Infectious diseases and refugees
In the second half of 2015, there were concerns among the public regarding possible infectious diseases that might enter the Netherlands as a result of the rapidly increasing stream of refugees. RIVM answered many questions and attempted to nuance spectres. The initial direct contact with issues concerning refugees took place through the Groningen reception location where a rare disease was transmitted via body lice. This involved mainly people from the Horn of Africa, among whom the lice could spread during their long journey, closely crowded together in confined spaces. RIVM has reported the disease at the European Centre of Disease Prevention and Control (ECDC), allowing other countries to easily recognise the disease and take control measures. Since then, the clothing of people from risk groups are washed upon arrival at these central reception locations in order to prevent outbreaks of lice related disease and scabies.
In order to properly assess the situation in the various types of reception locations, some refugee centres were visited.
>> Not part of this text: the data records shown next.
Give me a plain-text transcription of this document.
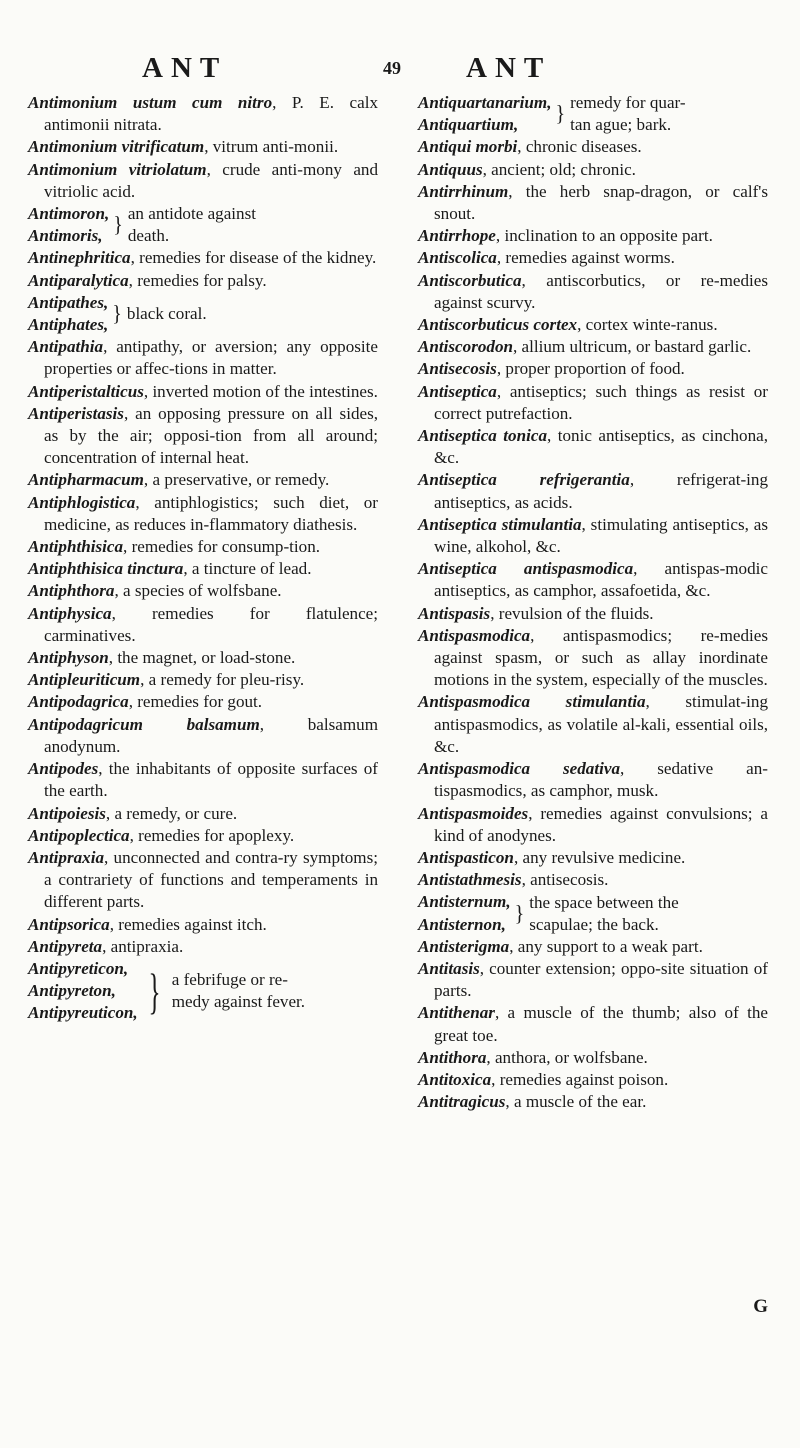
ANT	49 ANT
Antimonium ustum cum nitro, P. E. calx antimonii nitrata.
Antimonium vitrificatum, vitrum anti-monii.
Antimonium vitriolatum, crude anti-mony and vitriolic acid.
Antimoron,
Antimoris, } an antidote against
death.
Antinephritica, remedies for disease of the kidney.
Antiparalytica, remedies for palsy.
Antipathes,
Antiphates, } black coral.
Antipathia, antipathy, or aversion; any opposite properties or affec-tions in matter.
Antiperistalticus, inverted motion of the intestines.
Antiperistasis, an opposing pressure on all sides, as by the air; opposi-tion from all around; concentration of internal heat.
Antipharmacum, a preservative, or remedy.
Antiphlogistica, antiphlogistics; such diet, or medicine, as reduces in-flammatory diathesis.
Antiphthisica, remedies for consump-tion.
Antiphthisica tinctura, a tincture of lead.
Antiphthora, a species of wolfsbane.
Antiphysica, remedies for flatulence; carminatives.
Antiphyson, the magnet, or load-stone.
Antipleuriticum, a remedy for pleu-risy.
Antipodagrica, remedies for gout.
Antipodagricum balsamum, balsamum anodynum.
Antipodes, the inhabitants of opposite surfaces of the earth.
Antipoiesis, a remedy, or cure.
Antipoplectica, remedies for apoplexy.
Antipraxia, unconnected and contra-ry symptoms; a contrariety of functions and temperaments in different parts.
Antipsorica, remedies against itch.
Antipyreta, antipraxia.
Antipyreticon,
Antipyreton,
Antipyreuticon, } a febrifuge or re-
medy against fever.
Antiquartanarium,
Antiquartium,	} remedy for quar-
tan ague; bark.
Antiqui morbi, chronic diseases.
Antiquus, ancient; old; chronic.
Antirrhinum, the herb snap-dragon, or calf's snout.
Antirrhope, inclination to an opposite part.
Antiscolica, remedies against worms.
Antiscorbutica, antiscorbutics, or re-medies against scurvy.
Antiscorbuticus cortex, cortex winte-ranus.
Antiscorodon, allium ultricum, or bastard garlic.
Antisecosis, proper proportion of food.
Antiseptica, antiseptics; such things as resist or correct putrefaction.
Antiseptica tonica, tonic antiseptics, as cinchona, &c.
Antiseptica refrigerantia, refrigerat-ing antiseptics, as acids.
Antiseptica stimulantia, stimulating antiseptics, as wine, alkohol, &c.
Antiseptica antispasmodica, antispas-modic antiseptics, as camphor, assafoetida, &c.
Antispasis, revulsion of the fluids.
Antispasmodica, antispasmodics; re-medies against spasm, or such as allay inordinate motions in the system, especially of the muscles.
Antispasmodica stimulantia, stimulat-ing antispasmodics, as volatile al-kali, essential oils, &c.
Antispasmodica sedativa, sedative an-tispasmodics, as camphor, musk.
Antispasmoides, remedies against convulsions; a kind of anodynes.
Antispasticon, any revulsive medicine.
Antistathmesis, antisecosis.
Antisternum,
Antisternon, } the space between the
scapulae; the back.
Antisterigma, any support to a weak part.
Antitasis, counter extension; oppo-site situation of parts.
Antithenar, a muscle of the thumb; also of the great toe.
Antithora, anthora, or wolfsbane.
Antitoxica, remedies against poison.
Antitragicus, a muscle of the ear.
G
Topics included: the scale of the reception location, the medical facilities, and the circumstances under which people are staying there. This knowledge was used to better substantiate advice about hygiene and health. With this advice, RIVM supported the Municipal Public Health Services (GGDs) when in the autumn of 2015 they were temporarily made responsible for the medical care of refugees in the temporary crisis accommodation locations. In addition, RIVM has supported Municipal Public Health Services in the management of minor outbreaks in reception locations, described the destination sources, and shared this knowledge about diarrhoea and hepatitis A, for example.
RIVM was also present at the ECDC conference held in the autumn of 2015 for European experts involved in infectious diseases control and refugees, where they could share their knowledge and experiences and exchange best practices. In addition, they expressed the wish to establish guidelines for the infectious disease control to be used by various countries. It also became clear that one single set of guidelines does not suffice, because the infectious diseases that may present problems vary according to the situation: Italy and Greece, for instance, are confronted with refugees from Turkey and North Africa who are staying there for a relatively short period of time. In countries such as the Balkans, refugees are mainly passing through, involving large numbers of people under poor hygienic circumstances. In Northern Europe, including the Netherlands, refugees are staying for a longer periods of time, posing different problems.
These experiences resulted in various RIVM activities to be conducted in 2016. The many existing Dutch guidelines will be collected, drawn up univocally and be made easier to find. Guidelines will also be shared on a European level. In addition, RIVM regularly provides an overview of notifiable infectious diseases that occur among refugees in the Netherlands. An improved policy may ensure that the spread of these diseases remains as limited as possible, the main ones of which include tuberculosis, chronic hepatitis B and malaria.